Зяма увидел, что хватил лишку, и принялся оправдываться:
— Вот послушайте, люди добрые, спрашиваю я там как-то у местного, как пройти на одну улицу… Такой, кажется, приличный человек, с красивой длинной бородой. Он даже не обернулся. Как будто бы меня и на свете нет. Решаю, что он, не дай Бог, глухой. Спрашиваю громче: «Извините меня, уважаемый, где такая-то улица?» Он едва глядит на меня, дергает себя сердито за русую бороду — и опять не отвечает. Бежит вперед, а я — за ним. Спрашиваю его в третий раз: «Извините… уважаемый! Уважаемый!» Тут он на мгновение останавливается, смотрит на меня, как на щенка, который трется о полу его задрипанной капоты, и идет себе дальше. Я уже начинаю сердиться. Я ему не сопляк какой-нибудь, я — отставной солдат, да к тому же на голову его выше. И меня страшно все это злит: что еще за манеры такие? «Уважаемый, — спрашиваю я его уже несколько резче, — где тут у вас такая-то улица?» Тут этот тип поворачивает ко мне морду, растопыривает свою бороду веником и разевает пасть так, что я уж подумал — он меня живьем проглотит. «Гля, — говорит он, — на эту литвацкую свинью!»[14] Это он так говорит. «Тут вон людей — целая улица, а ён к мине причепился?» Это значит: ко мне…

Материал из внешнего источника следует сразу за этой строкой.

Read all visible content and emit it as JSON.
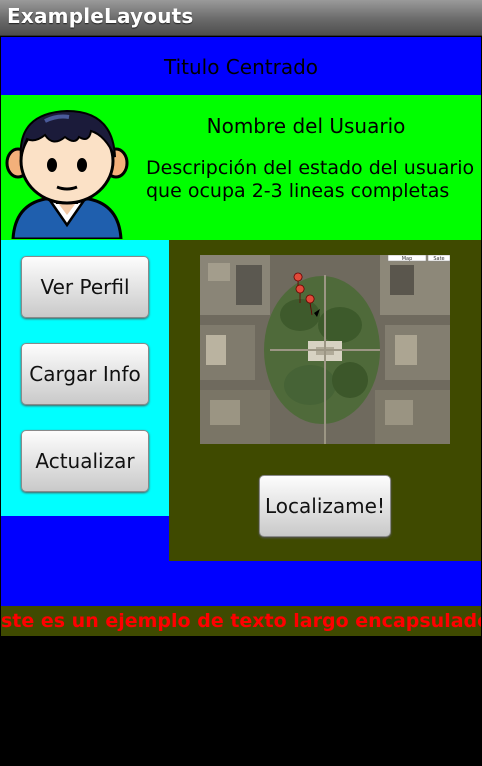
{
  "app": {
    "title": "ExampleLayouts"
  },
  "header": {
    "title": "Titulo Centrado"
  },
  "user": {
    "name": "Nombre del Usuario",
    "description": "Descripción del estado del usuario que ocupa 2-3 lineas completas"
  },
  "buttons": {
    "ver_perfil": "Ver Perfil",
    "cargar_info": "Cargar Info",
    "actualizar": "Actualizar",
    "localizame": "Localizame!"
  },
  "map": {
    "controls": [
      "Map",
      "Sate"
    ]
  },
  "marquee": {
    "text": "Este es un ejemplo de texto largo encapsulado en un TextView"
  },
  "colors": {
    "header_bg": "#0000ff",
    "profile_bg": "#00ff00",
    "buttons_panel_bg": "#00ffff",
    "map_panel_bg": "#3f4a00",
    "marquee_text": "#ff0000"
  }
}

— Неужели, реб Зяма? — шкловцы так и тают от этой истории. — Надо же повстречать такого невежу…
— Да уж, невежа! — продолжает дядя Зяма. — Я, хвала Всевышнему, литвак крестоголовый! И не было еще случая, чтобы мне там по-другому ответили. Вот послушайте: как-то раз занесло меня на Млавский двор. Есть в Варшаве такой двор. Он будет не короче какой-нибудь улицы у нас в Шклове. Что правда, то правда! Я там искал торговца необработанными шкурами. Сил нет, как он мне был нужен. Стояло лето. Торговля шла плохо… Вижу, стоит посреди двора коротышка, копается у себя в бороде и разглядывает меня любопытными блестящими глазенками. Я его спрашиваю: «Уважаемый, может, вы знаете, где-то здесь живет Башка? Он торгует…» А этот человечишка как заорет на меня: «Где-е-е?!» Объясняю ему отчетливо: «Баш-ка. Еврей. Торговец». Человечишка снова рычит на меня, и так злобно, представьте себе, как белфер на мальца: «Нислысу!» То есть он не слышит. Тут я уже кричу не своим голосом: «Башка, где тут живет Башка?» Человечишка кричит в ответ: «Нислысу!» Говорю ему тихо, умоляюще: «Я спрашиваю, где живет пан Башка?» У того человечишки что-то клокочет в горле, будто он отхаркивается: «Нпнимаю!» То есть он не понимает. Тут я уже повторяю ему все по складам: «Где. Живет. Здесь. Еврей. Торговец. Баш-ка. Его зовут…» Тут только он понимает, что к чему, человечишка этот: «А-а! — говорит он в нос и вдруг — отрывисто: — Пшебешинский? Я нзнаю…» И тут же делает мне знак пальчиком и строго командует: «Ди-бе!» То есть, — объясняет Зяма, — он понятия не имеет. Идите себе!.. А как из «Башки» получился «Пшебешинский» — этого я до сих пор не знаю так, как дал бы мне, крестоголовому литваку, Всевышний, хвала Ему, не знать в жизни никакого зла. А может, вы знаете?